Ao trio juntaram-se, depois, mais três músicos portugueses (Celina da Piedade, acordeão; José Peixoto, guitarra eléctrica; e Catarina Moura, voz) e três galegos (Ricardo Mouriño, tin whistle; Pablo Vergara, bodhrán; e Pedro Fariñas, gaita galega), vindo os restantes de várias regiões de Espanha; além de Cardona e Bada, respectivamente da Catalunha e das Astúrias, participaram Ricard Ros, flautas (Catalunha); Jose Robles, octavilla e alaúde espanhol (Múrcia); e Germán López, timple (Ilhas Canárias). Fora deste universo ibérico, há dois nomes: Esko Järvelä, violino (Finlândia) e Hernani Almeida, guitarra nylon (Cabo Verde).

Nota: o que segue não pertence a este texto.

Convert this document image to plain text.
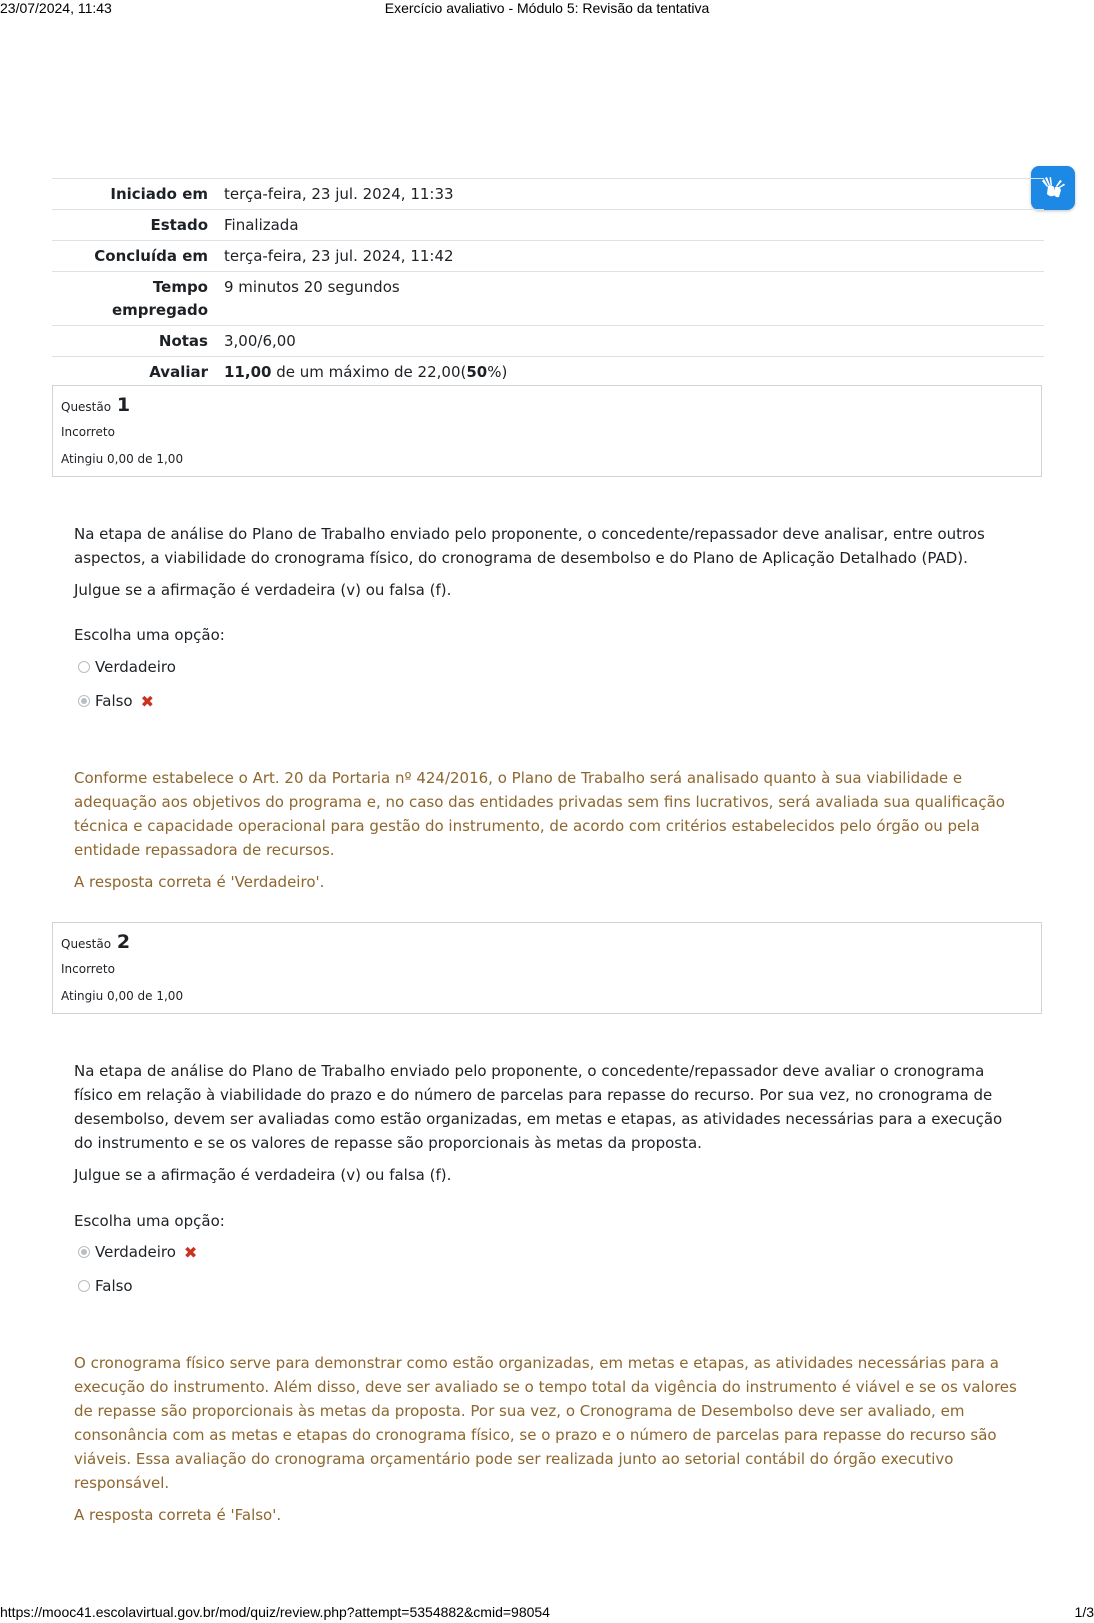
23/07/2024, 11:43	Exercício avaliativo - Módulo 5: Revisão da tentativa
Iniciado em	terça-feira, 23 jul. 2024, 11:33
Estado	Finalizada
Concluída em	terça-feira, 23 jul. 2024, 11:42
Tempo
empregado	9 minutos 20 segundos
Notas	3,00/6,00
Avaliar	11,00 de um máximo de 22,00(50%)
Questão 1
Incorreto
Atingiu 0,00 de 1,00

Na etapa de análise do Plano de Trabalho enviado pelo proponente, o concedente/repassador deve analisar, entre outros aspectos, a viabilidade do cronograma físico, do cronograma de desembolso e do Plano de Aplicação Detalhado (PAD).

Julgue se a afirmação é verdadeira (v) ou falsa (f).

Escolha uma opção:
Verdadeiro
Falso ✖

Conforme estabelece o Art. 20 da Portaria nº 424/2016, o Plano de Trabalho será analisado quanto à sua viabilidade e adequação aos objetivos do programa e, no caso das entidades privadas sem fins lucrativos, será avaliada sua qualificação técnica e capacidade operacional para gestão do instrumento, de acordo com critérios estabelecidos pelo órgão ou pela entidade repassadora de recursos.

A resposta correta é 'Verdadeiro'.

Questão 2
Incorreto
Atingiu 0,00 de 1,00

Na etapa de análise do Plano de Trabalho enviado pelo proponente, o concedente/repassador deve avaliar o cronograma físico em relação à viabilidade do prazo e do número de parcelas para repasse do recurso. Por sua vez, no cronograma de desembolso, devem ser avaliadas como estão organizadas, em metas e etapas, as atividades necessárias para a execução do instrumento e se os valores de repasse são proporcionais às metas da proposta.

Julgue se a afirmação é verdadeira (v) ou falsa (f).

Escolha uma opção:
Verdadeiro ✖
Falso

O cronograma físico serve para demonstrar como estão organizadas, em metas e etapas, as atividades necessárias para a execução do instrumento. Além disso, deve ser avaliado se o tempo total da vigência do instrumento é viável e se os valores de repasse são proporcionais às metas da proposta. Por sua vez, o Cronograma de Desembolso deve ser avaliado, em consonância com as metas e etapas do cronograma físico, se o prazo e o número de parcelas para repasse do recurso são viáveis. Essa avaliação do cronograma orçamentário pode ser realizada junto ao setorial contábil do órgão executivo responsável.

A resposta correta é 'Falso'.

https://mooc41.escolavirtual.gov.br/mod/quiz/review.php?attempt=5354882&cmid=98054	1/3
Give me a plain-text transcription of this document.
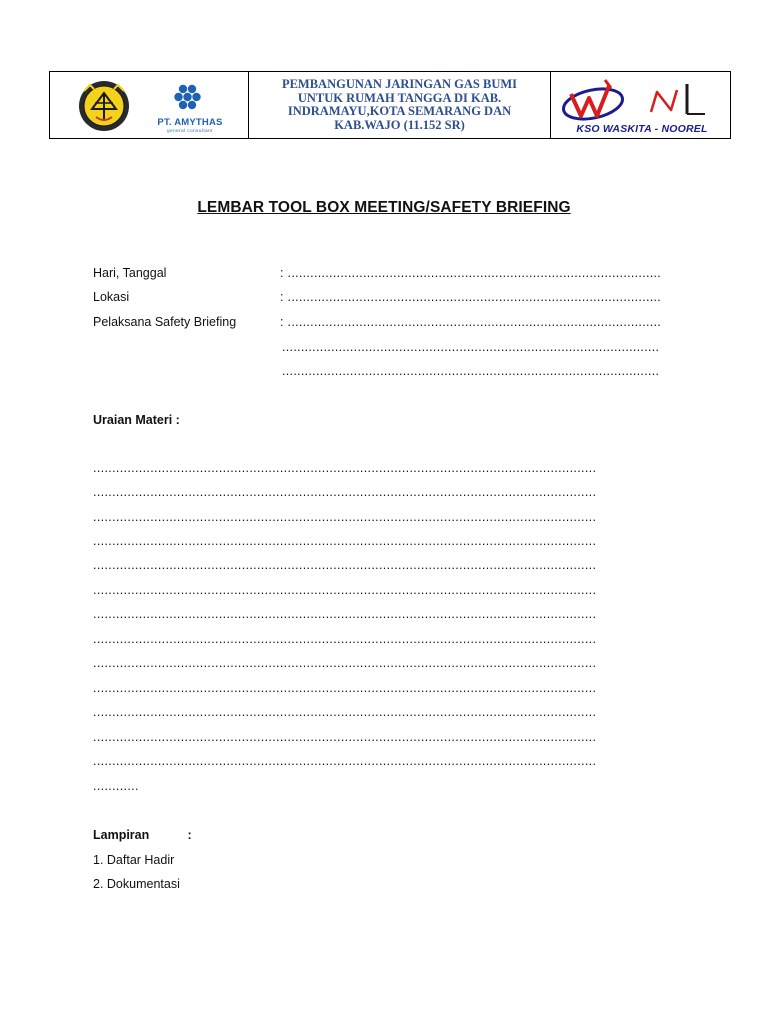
PT. AMYTHAS
general consultant
PEMBANGUNAN JARINGAN GAS BUMI
UNTUK RUMAH TANGGA DI KAB.
INDRAMAYU,KOTA SEMARANG DAN
KAB.WAJO (11.152 SR)	KSO WASKITA - NOOREL
LEMBAR TOOL BOX MEETING/SAFETY BRIEFING
Hari, Tanggal	: ...................................................................................................
Lokasi	: ...................................................................................................
Pelaksana Safety Briefing	: ...................................................................................................
....................................................................................................
....................................................................................................
Uraian Materi :
....................................................................................................................................
....................................................................................................................................
....................................................................................................................................
....................................................................................................................................
....................................................................................................................................
....................................................................................................................................
....................................................................................................................................
....................................................................................................................................
....................................................................................................................................
....................................................................................................................................
....................................................................................................................................
....................................................................................................................................
....................................................................................................................................
............
Lampiran           :
1. Daftar Hadir
2. Dokumentasi
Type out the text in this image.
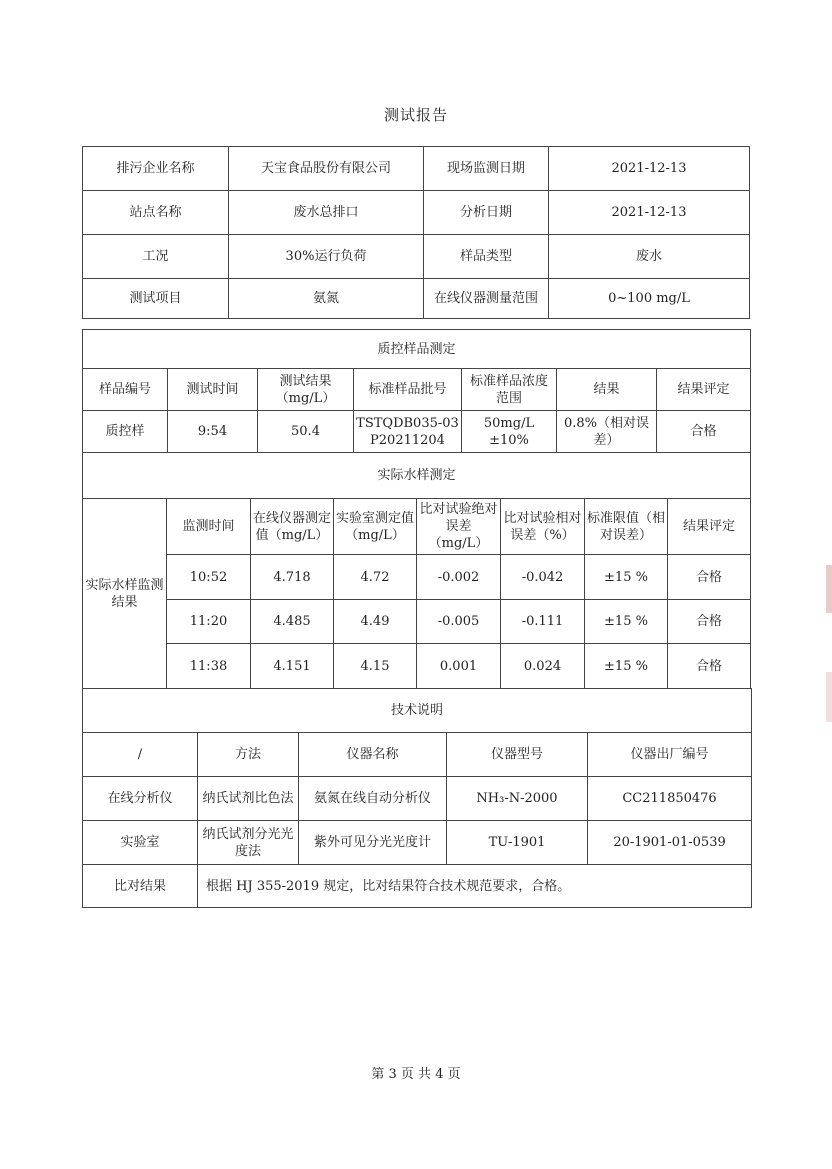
测试报告
排污企业名称	天宝食品股份有限公司	现场监测日期	2021-12-13
站点名称	废水总排口	分析日期	2021-12-13
工况	30%运行负荷	样品类型	废水
测试项目	氨氮	在线仪器测量范围	0~100 mg/L
质控样品测定						
样品编号	测试时间	测试结果（mg/L）	标准样品批号	标准样品浓度范围	结果	结果评定
质控样	9:54	50.4	TSTQDB035-03P20211204	50mg/L ±10%	0.8%（相对误差）	合格
实际水样测定							
实际水样监测结果	监测时间	在线仪器测定值（mg/L）	实验室测定值（mg/L）	比对试验绝对误差（mg/L）	比对试验相对误差（%）	标准限值（相对误差）	结果评定
	10:52	4.718	4.72	-0.002	-0.042	±15 %	合格
	11:20	4.485	4.49	-0.005	-0.111	±15 %	合格
	11:38	4.151	4.15	0.001	0.024	±15 %	合格
技术说明				
/	方法	仪器名称	仪器型号	仪器出厂编号
在线分析仪	纳氏试剂比色法	氨氮在线自动分析仪	NH₃-N-2000	CC211850476
实验室	纳氏试剂分光光度法	紫外可见分光光度计	TU-1901	20-1901-01-0539
比对结果	根据 HJ 355-2019 规定，比对结果符合技术规范要求，合格。			
第 3 页 共 4 页
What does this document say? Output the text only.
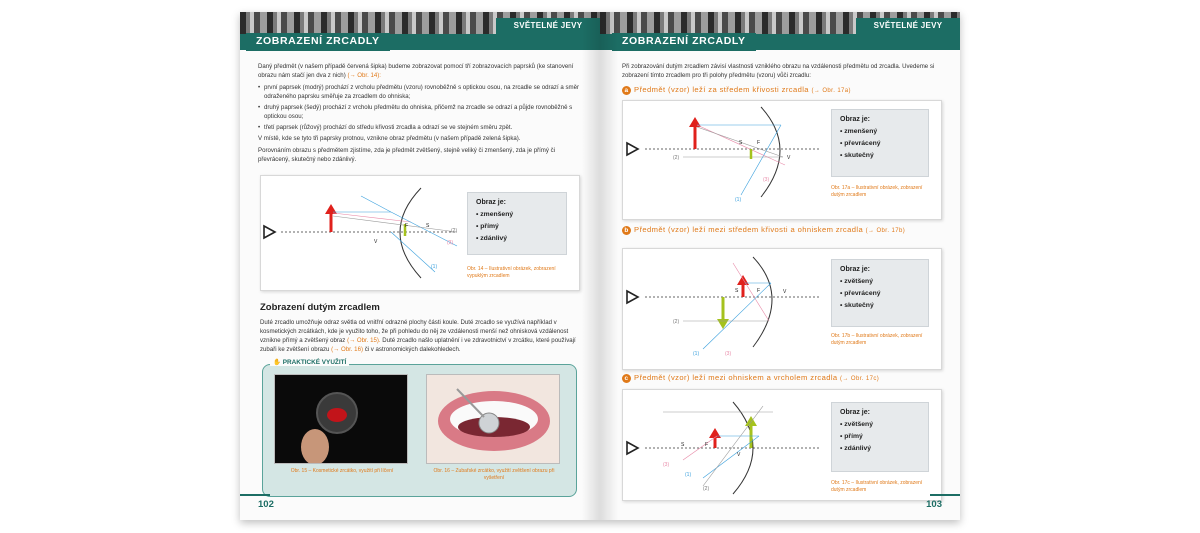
SVĚTELNÉ JEVY
ZOBRAZENÍ ZRCADLY

Daný předmět (v našem případě červená šipka) budeme zobrazovat pomocí tří zobrazovacích paprsků (ke stanovení obrazu nám stačí jen dva z nich) (→ Obr. 14):

• první paprsek (modrý) prochází z vrcholu předmětu (vzoru) rovnoběžně s optickou osou, na zrcadle se odrazí a směr odraženého paprsku směřuje za zrcadlem do ohniska;
• druhý paprsek (šedý) prochází z vrcholu předmětu do ohniska, přičemž na zrcadle se odrazí a půjde rovnoběžně s optickou osou;
• třetí paprsek (růžový) prochází do středu křivosti zrcadla a odrazí se ve stejném směru zpět.

V místě, kde se tyto tři paprsky protnou, vznikne obraz předmětu (v našem případě zelená šipka).

Porovnáním obrazu s předmětem zjistíme, zda je předmět zvětšený, stejně veliký či zmenšený, zda je přímý či převrácený, skutečný nebo zdánlivý.

F	S
V
(2)
(3)
(1)
Obraz je:
• zmenšený
• přímý
• zdánlivý
Obr. 14 – Ilustrativní obrázek, zobrazení vypuklým zrcadlem
Zobrazení dutým zrcadlem
Duté zrcadlo umožňuje odraz světla od vnitřní odrazné plochy části koule. Duté zrcadlo se využívá například v kosmetických zrcátkách, kde je využito toho, že při pohledu do něj ze vzdálenosti menší než ohnisková vzdálenost vznikne přímý a zvětšený obraz (→ Obr. 15). Duté zrcadlo našlo uplatnění i ve zdravotnictví v zrcátku, které používají zubaři ke zvětšení obrazu (→ Obr. 16) či v astronomických dalekohledech.
✋ PRAKTICKÉ VYUŽITÍ
Obr. 15 – Kosmetické zrcátko, využití při líčení	Obr. 16 – Zubařské zrcátko, využití zvětšení obrazu při vyšetření
102
SVĚTELNÉ JEVY
ZOBRAZENÍ ZRCADLY
Při zobrazování dutým zrcadlem závisí vlastnosti vzniklého obrazu na vzdálenosti předmětu od zrcadla. Uvedeme si zobrazení tímto zrcadlem pro tři polohy předmětu (vzoru) vůči zrcadlu:
a Předmět (vzor) leží za středem křivosti zrcadla (→ Obr. 17a)
S	F
V
(2)
(3)
(1)
Obraz je:
• zmenšený
• převrácený
• skutečný
Obr. 17a – Ilustrativní obrázek, zobrazení dutým zrcadlem
b Předmět (vzor) leží mezi středem křivosti a ohniskem zrcadla (→ Obr. 17b)
S	F	V
(2)
(3)
(1)
Obraz je:
• zvětšený
• převrácený
• skutečný
Obr. 17b – Ilustrativní obrázek, zobrazení dutým zrcadlem
c Předmět (vzor) leží mezi ohniskem a vrcholem zrcadla (→ Obr. 17c)
S	F
V
(3)
(1)
(2)
Obraz je:
• zvětšený
• přímý
• zdánlivý
Obr. 17c – Ilustrativní obrázek, zobrazení dutým zrcadlem
103
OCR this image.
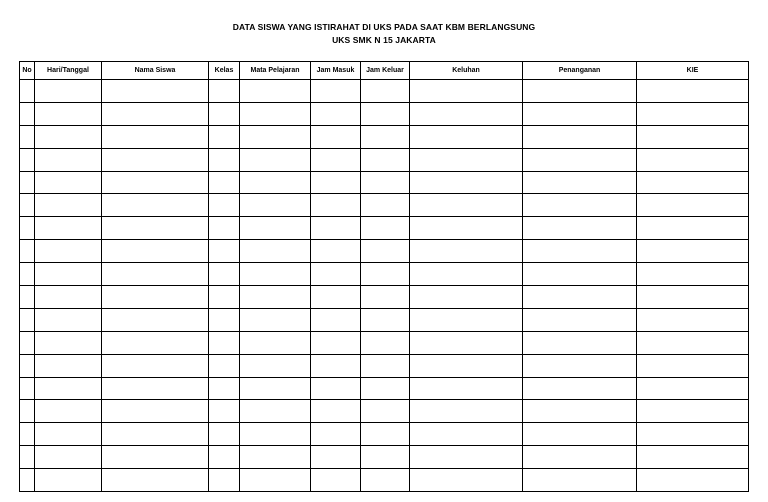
DATA SISWA YANG ISTIRAHAT DI UKS PADA SAAT KBM BERLANGSUNG
UKS SMK N 15 JAKARTA
No	Hari/Tanggal	Nama Siswa	Kelas	Mata Pelajaran	Jam Masuk	Jam Keluar	Keluhan	Penanganan	KIE
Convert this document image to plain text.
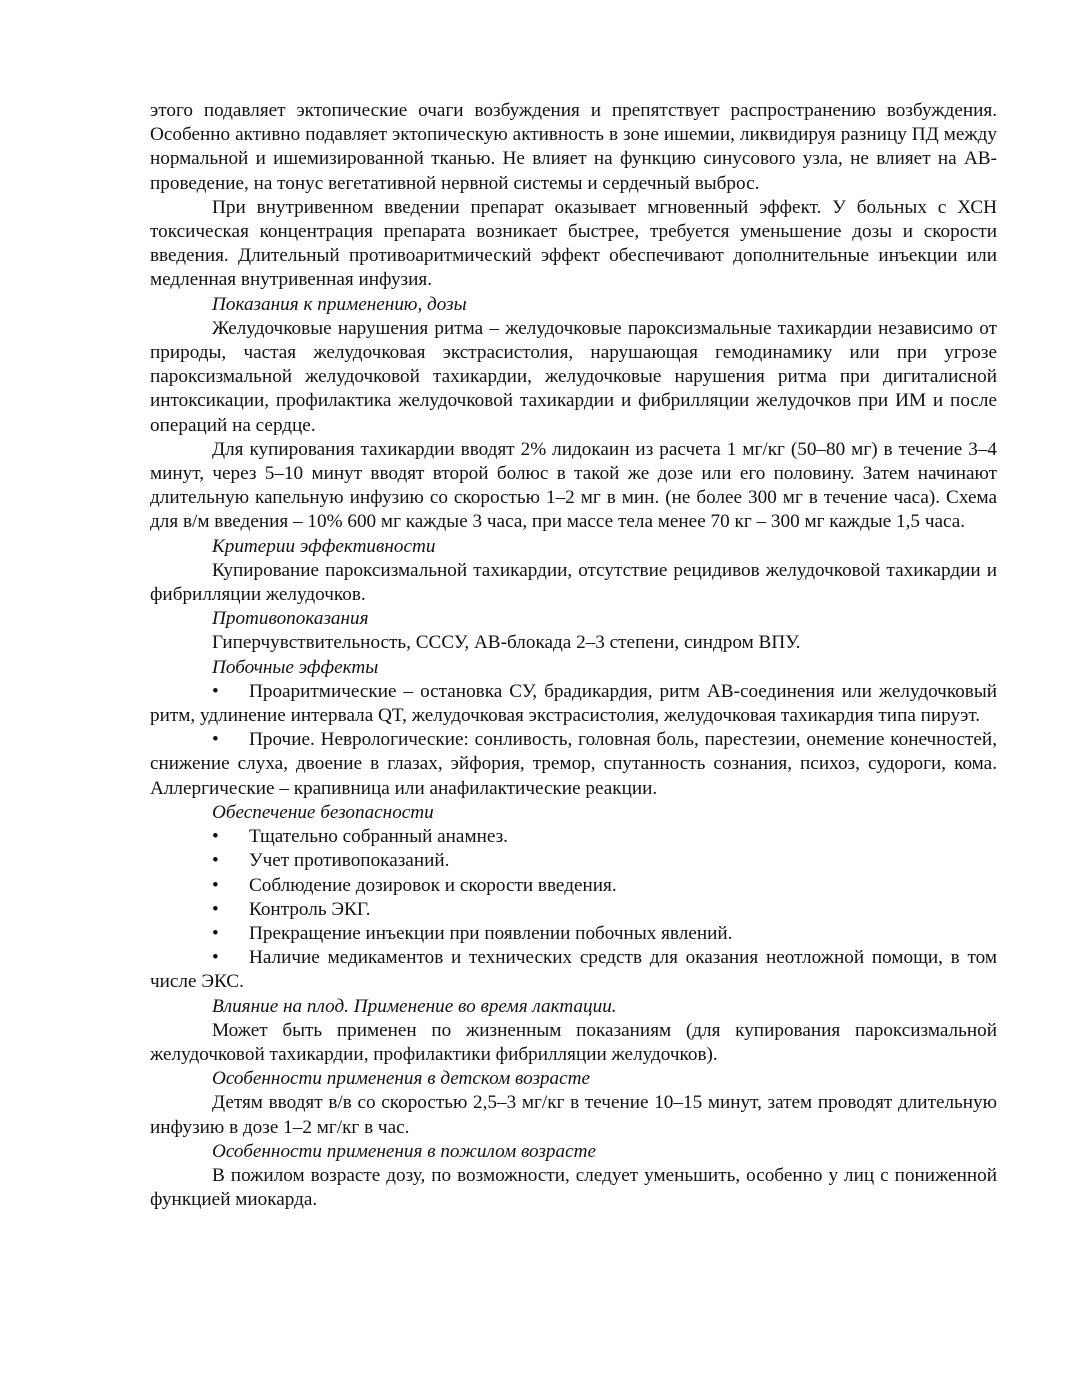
этого подавляет эктопические очаги возбуждения и препятствует распространению возбуждения. Особенно активно подавляет эктопическую активность в зоне ишемии, ликвидируя разницу ПД между нормальной и ишемизированной тканью. Не влияет на функцию синусового узла, не влияет на АВ-проведение, на тонус вегетативной нервной системы и сердечный выброс.

При внутривенном введении препарат оказывает мгновенный эффект. У больных с ХСН токсическая концентрация препарата возникает быстрее, требуется уменьшение дозы и скорости введения. Длительный противоаритмический эффект обеспечивают дополнительные инъекции или медленная внутривенная инфузия.

Показания к применению, дозы

Желудочковые нарушения ритма – желудочковые пароксизмальные тахикардии независимо от природы, частая желудочковая экстрасистолия, нарушающая гемодинамику или при угрозе пароксизмальной желудочковой тахикардии, желудочковые нарушения ритма при дигиталисной интоксикации, профилактика желудочковой тахикардии и фибрилляции желудочков при ИМ и после операций на сердце.

Для купирования тахикардии вводят 2% лидокаин из расчета 1 мг/кг (50–80 мг) в течение 3–4 минут, через 5–10 минут вводят второй болюс в такой же дозе или его половину. Затем начинают длительную капельную инфузию со скоростью 1–2 мг в мин. (не более 300 мг в течение часа). Схема для в/м введения – 10% 600 мг каждые 3 часа, при массе тела менее 70 кг – 300 мг каждые 1,5 часа.

Критерии эффективности

Купирование пароксизмальной тахикардии, отсутствие рецидивов желудочковой тахикардии и фибрилляции желудочков.

Противопоказания

Гиперчувствительность, СССУ, АВ-блокада 2–3 степени, синдром ВПУ.

Побочные эффекты

• Проаритмические – остановка СУ, брадикардия, ритм АВ-соединения или желудочковый ритм, удлинение интервала QT, желудочковая экстрасистолия, желудочковая тахикардия типа пируэт.

• Прочие. Неврологические: сонливость, головная боль, парестезии, онемение конечностей, снижение слуха, двоение в глазах, эйфория, тремор, спутанность сознания, психоз, судороги, кома. Аллергические – крапивница или анафилактические реакции.

Обеспечение безопасности

• Тщательно собранный анамнез.

• Учет противопоказаний.

• Соблюдение дозировок и скорости введения.

• Контроль ЭКГ.

• Прекращение инъекции при появлении побочных явлений.

• Наличие медикаментов и технических средств для оказания неотложной помощи, в том числе ЭКС.

Влияние на плод. Применение во время лактации.

Может быть применен по жизненным показаниям (для купирования пароксизмальной желудочковой тахикардии, профилактики фибрилляции желудочков).

Особенности применения в детском возрасте

Детям вводят в/в со скоростью 2,5–3 мг/кг в течение 10–15 минут, затем проводят длительную инфузию в дозе 1–2 мг/кг в час.

Особенности применения в пожилом возрасте

В пожилом возрасте дозу, по возможности, следует уменьшить, особенно у лиц с пониженной функцией миокарда.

“A ideia dos convidados surgiu já depois de ter as músicas mais ou menos estruturadas e prontas”, diz Luís Peixoto. “Comecei a pensar no título do disco, Geodesia, na ligação entre pontos terrestres, e achei que fazia sentido convidar outras pessoas.”

O universo ibérico surgiu naturalmente, surgindo o convite a Esko e Hernani de encontros internacionais: “A história do Esko está ligada um pouco aos Dazkarieh, às primeiras tournées que fiz com eles quando fomos a um festival na Estónia. A banda dele, os Frigg, estava a tocar num jardim, e eu gostei logo muito da maneira como tocavam. Depois, voltei a vê-los outra vez na Finlândia, quando fui lá com a banda a que estava ligado na altura, os Stockholm Lisboa Project, e ficámos muito amigos. Há um ano, ele convidou-me para tocar cavaquinho num disco dos Frigg.” Esko disse-lhe que aquela participação não tinha de ser grátis, mas Luis Peixoto preferiu sugerir-lhe uma troca: a possibilidade de Esko gravar num disco seu, o que aconteceu agora.

Quanto a Hernani Almeida, conheceu-o nas residências do Sete Sóis Sete Luas. “Nas residências desse festival, como ele é também produtor e gosta de gravar, além de tocar com muita gente, ganhámos ali uma certa cumplicidade e decidi convidá-lo.”

Atenção aos instrumentais

Geodesia é um disco quase totalmente instrumental, Exceptuando uma faixa, Chula do salto, que conta com a voz de Catarina Moura: “A primeira vez que trabalhei com ela foi nos Realejo, de Coimbra. Mas mais recentemente trabalhámos no espectáculo Fica no Singelo, da Clara Andermatt, eu, o Quiné Teles e ela. E foi aí que a conheci musicalmente mais de perto. A Catarina, tal com a Celina [da Piedade], foram convidadas que eu não tive dúvidas nenhumas que eram perfeitas para estas músicas.” Apesar dos muitos convidados, o disco abre e fecha com temas tocados apenas pelo trio: Volta a trás e Bom descanso, este último “dedicado à Lia e ao Max”, que são os filhos do compositor: “Este tema foi composto a observá-los a dormir, quando eles eram mais pequenos, com o desejo de que eles descansem bem. A minha filha acabou de fazer seis anos e o meu filho tem três anos e meio, mas a música foi escrita há dois anos e meio, quando eles eram mais pequenos ainda.”

Quanto à possibilidade de o disco, por ser quase totalmente instrumental, poder ter uma aceitação no mercado inferior à dos discos com vocalistas, Luís Peixoto não desarma: “Não tenho dúvidas de que um disco instrumental tem muito menos aceitação para o público em geral, talvez porque a voz é mais identificável por qualquer pessoa que não esteja ligada à música. Mas é preciso forçar um bocado, porque temos de contrariar essa tendência.”